㉔ 伯爵と京子
しばらくすると、サン・ジェルマンが、村田京子を伴って戻って来た。
彼女専用の黄色いビートルを、雪子に貸した埋め合わせに、歴史調査を兼ねて、二人でデートして来たらしい。
「ただいまあ。あら、雪子さん。もう帰ってたのね?」
幸いな事に、京子の機嫌は良いようだ。
「お帰りなさい。京子さん、伯爵。ビートルの貸し出しありがとう。そちらのフーファイターの調査は、如何でしたか?」
「ざっくり言うと、色々でしたよ。明らかに地球外からのモノも有れば、タイムマシンらしきモノも有りました。私の技術が流出したのか、他の由来かは分かりませんがね?」
伯爵が答えた。
「やっぱりそうなんですね?」
そう言ったのは鷹志だった。
「…それに、やけに洗練された光学迷彩と、電磁防壁を備えた機体も有ったので、ひょっとすると、遠い未来からの歴史観光かもしれません。」
「成る程ね。因みに、私の見つけたバルト海のアレは…ナチスの円盤だったわ。操縦席にミイラまで居たけど、歴史に影響しないように、敢えてそのまま海底に放置して来たわよ?」
雪子が付け加えた。
「お疲れ様です。そうでしたか…。」
伯爵は少し考えて言った。
「…じゃあ、きっとそちらの線が濃厚ですね。」
「やっぱり近い将来アレを、何処かの大国がサルベージして、その技術を流用するのよね?」
雪子が言った。
「何処までも影響しますね、アラハバキ…。」
鷹志が言った。
「まあ、未来の誰かさんが、せいぜいお行儀良く、歴史観光してくれるように、私たちは祈りましょうか?」
最後に京子がそう言った。
それで一応、この大戦中のフーファイターの件は、一段落となった。
雪子は連続での調査だったので、自分の"照和の時間軸"に戻って、休憩する事にした。
(研究所に置いて来た、カグヤと成雪の事も気になるしね。)
特に、成雪の成長ぶりが著しいので、油断出来ない。
何かのきっかけで、もしも彼が、クローン元の雪村のようになったらと思うと、雪子は内心穏やかでは居られなかった。サン・ジェルマンは大丈夫だと言っていたが…。

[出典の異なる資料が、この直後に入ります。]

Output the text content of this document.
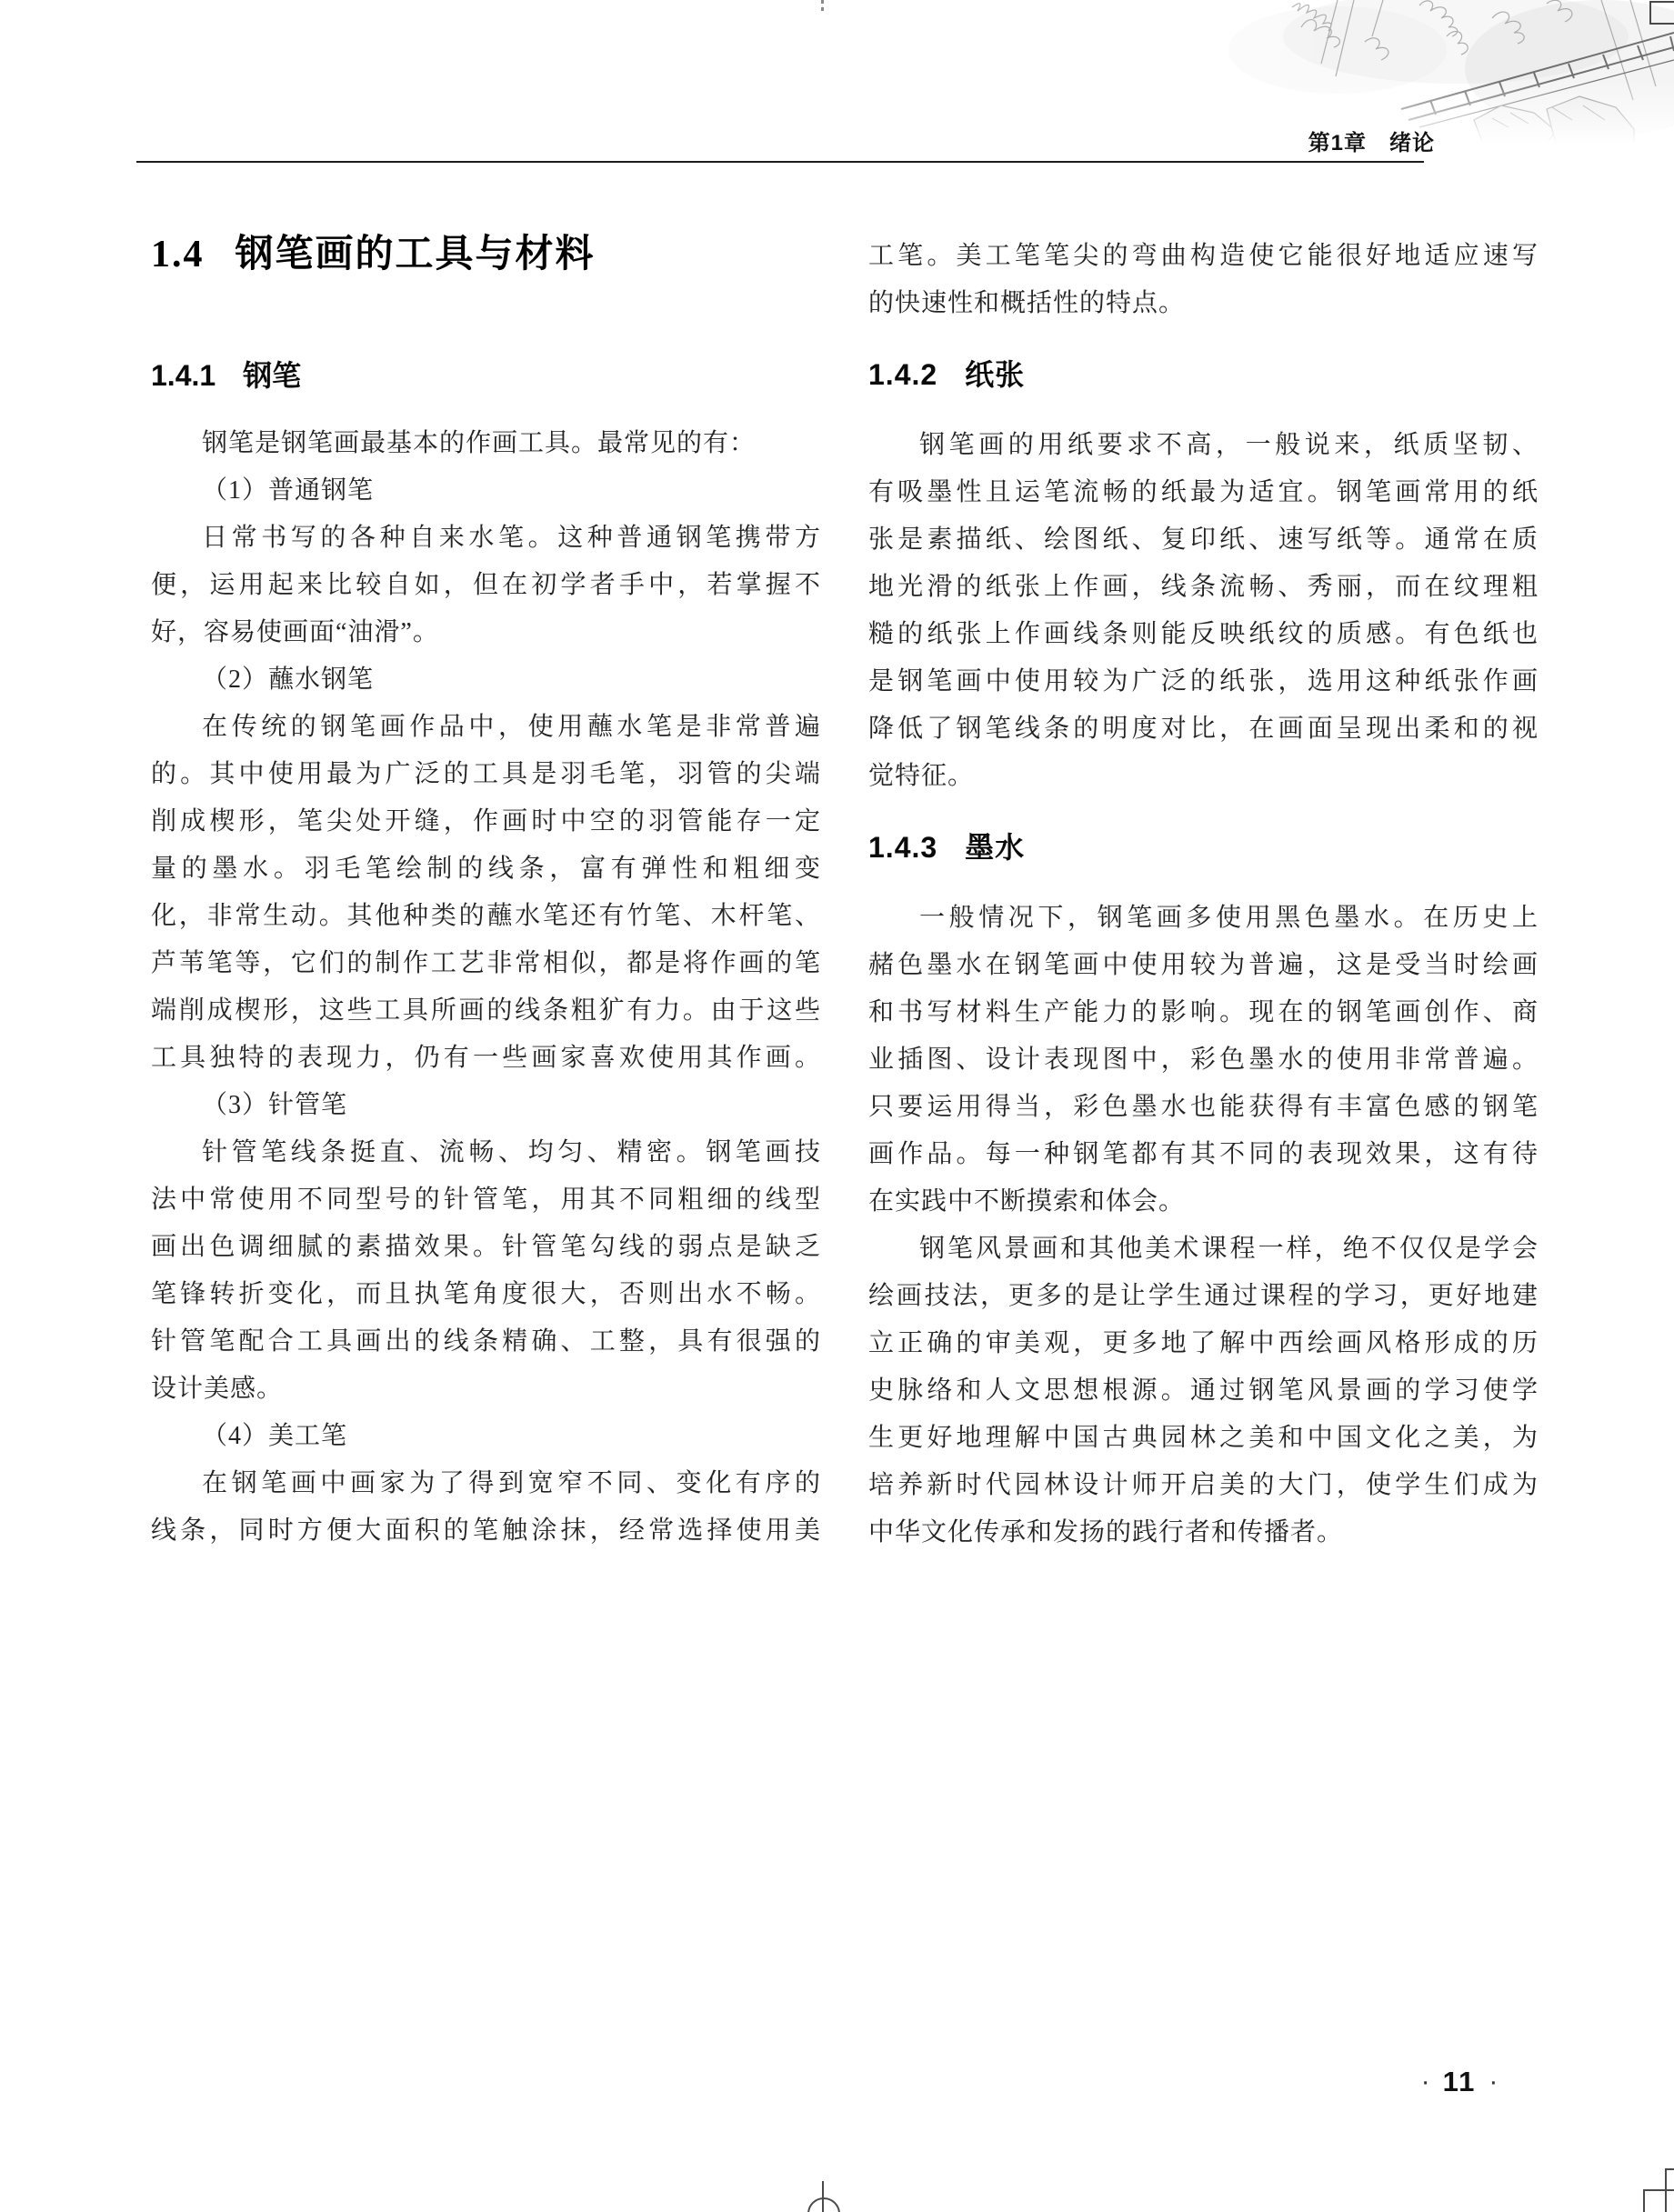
第1章　绪论
1.4 钢笔画的工具与材料
1.4.1 钢笔
钢笔是钢笔画最基本的作画工具。最常见的有：
（1）普通钢笔
日常书写的各种自来水笔。这种普通钢笔携带方
便，运用起来比较自如，但在初学者手中，若掌握不
好，容易使画面“油滑”。
（2）蘸水钢笔
在传统的钢笔画作品中，使用蘸水笔是非常普遍
的。其中使用最为广泛的工具是羽毛笔，羽管的尖端
削成楔形，笔尖处开缝，作画时中空的羽管能存一定
量的墨水。羽毛笔绘制的线条，富有弹性和粗细变
化，非常生动。其他种类的蘸水笔还有竹笔、木杆笔、
芦苇笔等，它们的制作工艺非常相似，都是将作画的笔
端削成楔形，这些工具所画的线条粗犷有力。由于这些
工具独特的表现力，仍有一些画家喜欢使用其作画。
（3）针管笔
针管笔线条挺直、流畅、均匀、精密。钢笔画技
法中常使用不同型号的针管笔，用其不同粗细的线型
画出色调细腻的素描效果。针管笔勾线的弱点是缺乏
笔锋转折变化，而且执笔角度很大，否则出水不畅。
针管笔配合工具画出的线条精确、工整，具有很强的
设计美感。
（4）美工笔
在钢笔画中画家为了得到宽窄不同、变化有序的
线条，同时方便大面积的笔触涂抹，经常选择使用美
工笔。美工笔笔尖的弯曲构造使它能很好地适应速写
的快速性和概括性的特点。
1.4.2 纸张
钢笔画的用纸要求不高，一般说来，纸质坚韧、
有吸墨性且运笔流畅的纸最为适宜。钢笔画常用的纸
张是素描纸、绘图纸、复印纸、速写纸等。通常在质
地光滑的纸张上作画，线条流畅、秀丽，而在纹理粗
糙的纸张上作画线条则能反映纸纹的质感。有色纸也
是钢笔画中使用较为广泛的纸张，选用这种纸张作画
降低了钢笔线条的明度对比，在画面呈现出柔和的视
觉特征。
1.4.3 墨水
一般情况下，钢笔画多使用黑色墨水。在历史上
赭色墨水在钢笔画中使用较为普遍，这是受当时绘画
和书写材料生产能力的影响。现在的钢笔画创作、商
业插图、设计表现图中，彩色墨水的使用非常普遍。
只要运用得当，彩色墨水也能获得有丰富色感的钢笔
画作品。每一种钢笔都有其不同的表现效果，这有待
在实践中不断摸索和体会。
钢笔风景画和其他美术课程一样，绝不仅仅是学会
绘画技法，更多的是让学生通过课程的学习，更好地建
立正确的审美观，更多地了解中西绘画风格形成的历
史脉络和人文思想根源。通过钢笔风景画的学习使学
生更好地理解中国古典园林之美和中国文化之美，为
培养新时代园林设计师开启美的大门，使学生们成为
中华文化传承和发扬的践行者和传播者。
· 11 ·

彼女は、名鉄瀬戸線で栄から大曽根まで行き、そこから志段味地区に出るバスに乗った。
(たまにはこんな、クラッシックな手段で帰宅するのも、イイわよね。)
車窓から街の灯りを眺めながら、そんな事をボンヤリ考えている内に、彼女は森林公園裏の真田研究所に戻って来た。
そして雪子は早速、地下3階に降りると、生命維持装置に入り、自らの精神体を、"昭和"から"照和"の時間軸に飛ばしたのである。